Once you’ve written a time-saving macro or developed a handy plugin or found a workaround for a well-known annoyance, share it internally with your colleagues! Their feedback will be incredibly helpful to make your tool even more powerful and user-friendly – a virtuous cycle. As your skills improve, you might consider sharing something more broadly, giving a lightning talk, presenting at a meetup or conference, proposing an idea for an external client, or giving a decision-maker a powerful tool/dashboard/visualization. By leveraging the programming skills you’ve acquired in these “extracurricular” activities, you can build a reputation as an employee who takes initiative, possibly fast-tracking raises, bonuses, and promotions.

If your job lacks the opportunities to apply your programming skills, consider part-time work (or volunteering) for a friend, family member, or local organization. To the less tech-savvy, computer programming is magic, and they will likely be grateful to have a magician help solve their problem or make their life easier.

Mentors are another helpful source of feedback. These are colleagues, networking contacts, friends, even clients who have jobs or responsibilities or skills that you hope to have one day. The best mentor-mentee relationships are often unofficial – my most impactful mentors don’t even know that I consider them as such. Moreover, mentors’ advice is often conveyed at meetups, or over drinks at a conference, or in a Twitter thread rather than via traditional channels like email or performance reviews. It’s your job to be outgoing, curious, and friendly and seek out the advice of mentors – they won’t come to you.

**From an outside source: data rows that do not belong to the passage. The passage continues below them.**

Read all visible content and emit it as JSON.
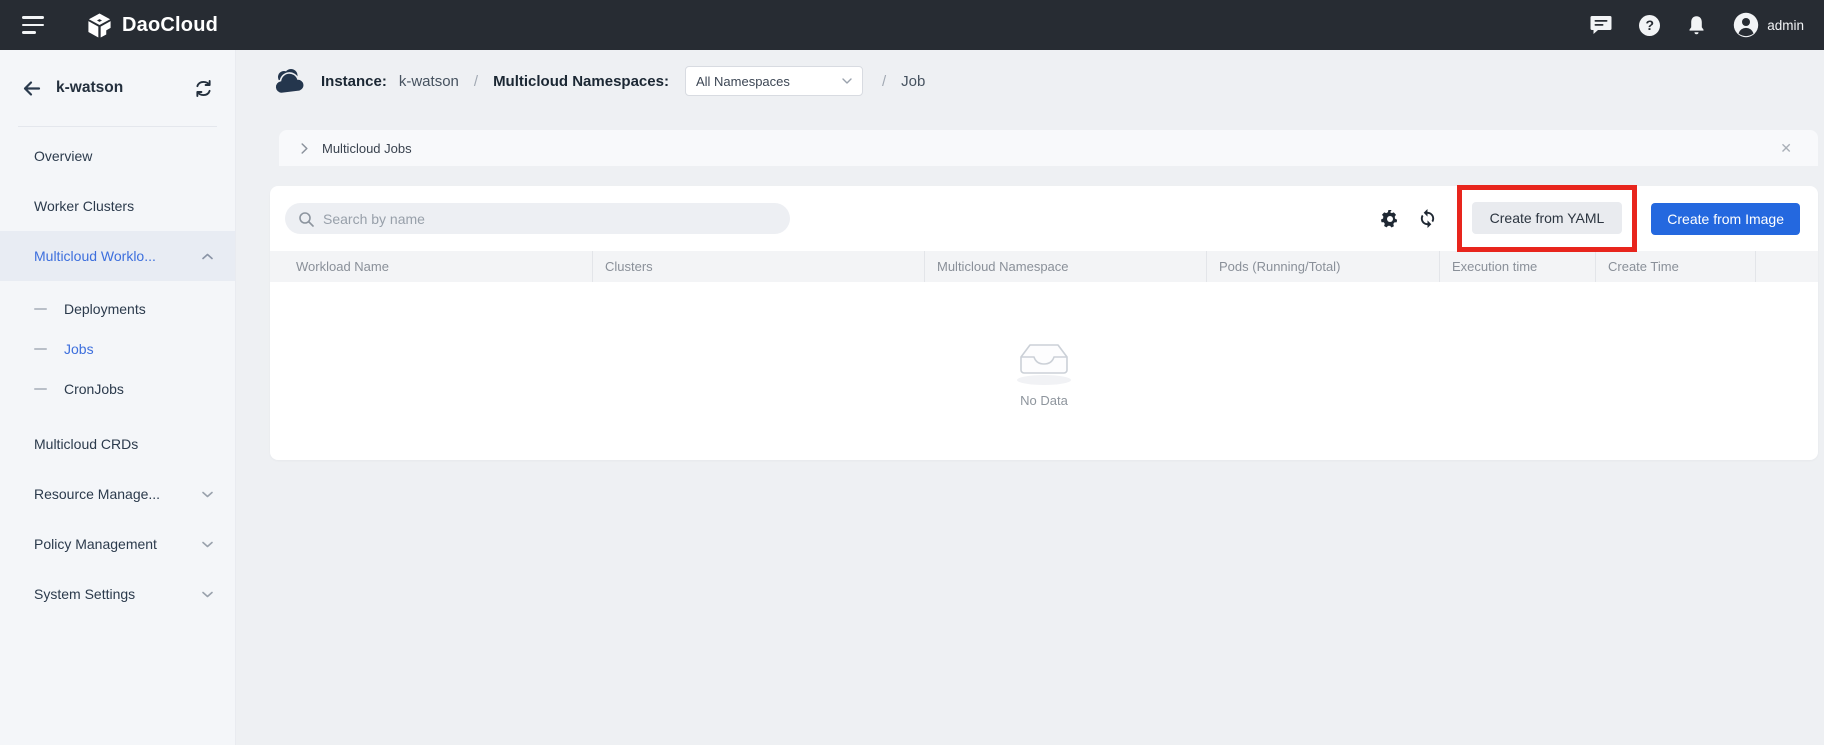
{
  "topbar": {
    "brand": "DaoCloud",
    "user": "admin"
  },
  "sidebar": {
    "title": "k-watson",
    "items": [
      {
        "label": "Overview"
      },
      {
        "label": "Worker Clusters"
      },
      {
        "label": "Multicloud Worklo..."
      },
      {
        "label": "Deployments"
      },
      {
        "label": "Jobs"
      },
      {
        "label": "CronJobs"
      },
      {
        "label": "Multicloud CRDs"
      },
      {
        "label": "Resource Manage..."
      },
      {
        "label": "Policy Management"
      },
      {
        "label": "System Settings"
      }
    ]
  },
  "header": {
    "instance_label": "Instance:",
    "instance_value": "k-watson",
    "separator": "/",
    "namespaces_label": "Multicloud Namespaces:",
    "namespace_selected": "All Namespaces",
    "page": "Job"
  },
  "tabbar": {
    "title": "Multicloud Jobs",
    "close_glyph": "✕"
  },
  "toolbar": {
    "search_placeholder": "Search by name",
    "create_yaml_label": "Create from YAML",
    "create_image_label": "Create from Image"
  },
  "table": {
    "columns": [
      "Workload Name",
      "Clusters",
      "Multicloud Namespace",
      "Pods (Running/Total)",
      "Execution time",
      "Create Time"
    ],
    "empty_text": "No Data"
  },
  "colors": {
    "accent_blue": "#3d6fdd",
    "primary_button_blue": "#2468df",
    "highlight_red": "#e8251d",
    "topbar_bg": "#272c33"
  }
}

Eventually, your programming skills will reach a critical mass where it can become an official part of your job. The safest way to explore these options is by asking around internally at your current employer. If there’s a project where the manager was expecting to have to hire/contract a team of programmers, then replacing or supplementing them could be an opportunity to gain professional experience without the risk associated with changing jobs. In my case, a client heard about one of the ArcGIS tools I made (for internal use), and they ended up signing a modest contract for me to productionize it for them.

If you’re looking at a new job externally, a straight-up “Software Engineer” position may still be out of reach at this point (see below). Even so, there are many jobs postings that list programming skills in the “desired” section even if it’s not in the “required” section. Highlighting these skills in your resume and cover letter can set you apart from other candidates, and put you in a position to negotiate a higher salary.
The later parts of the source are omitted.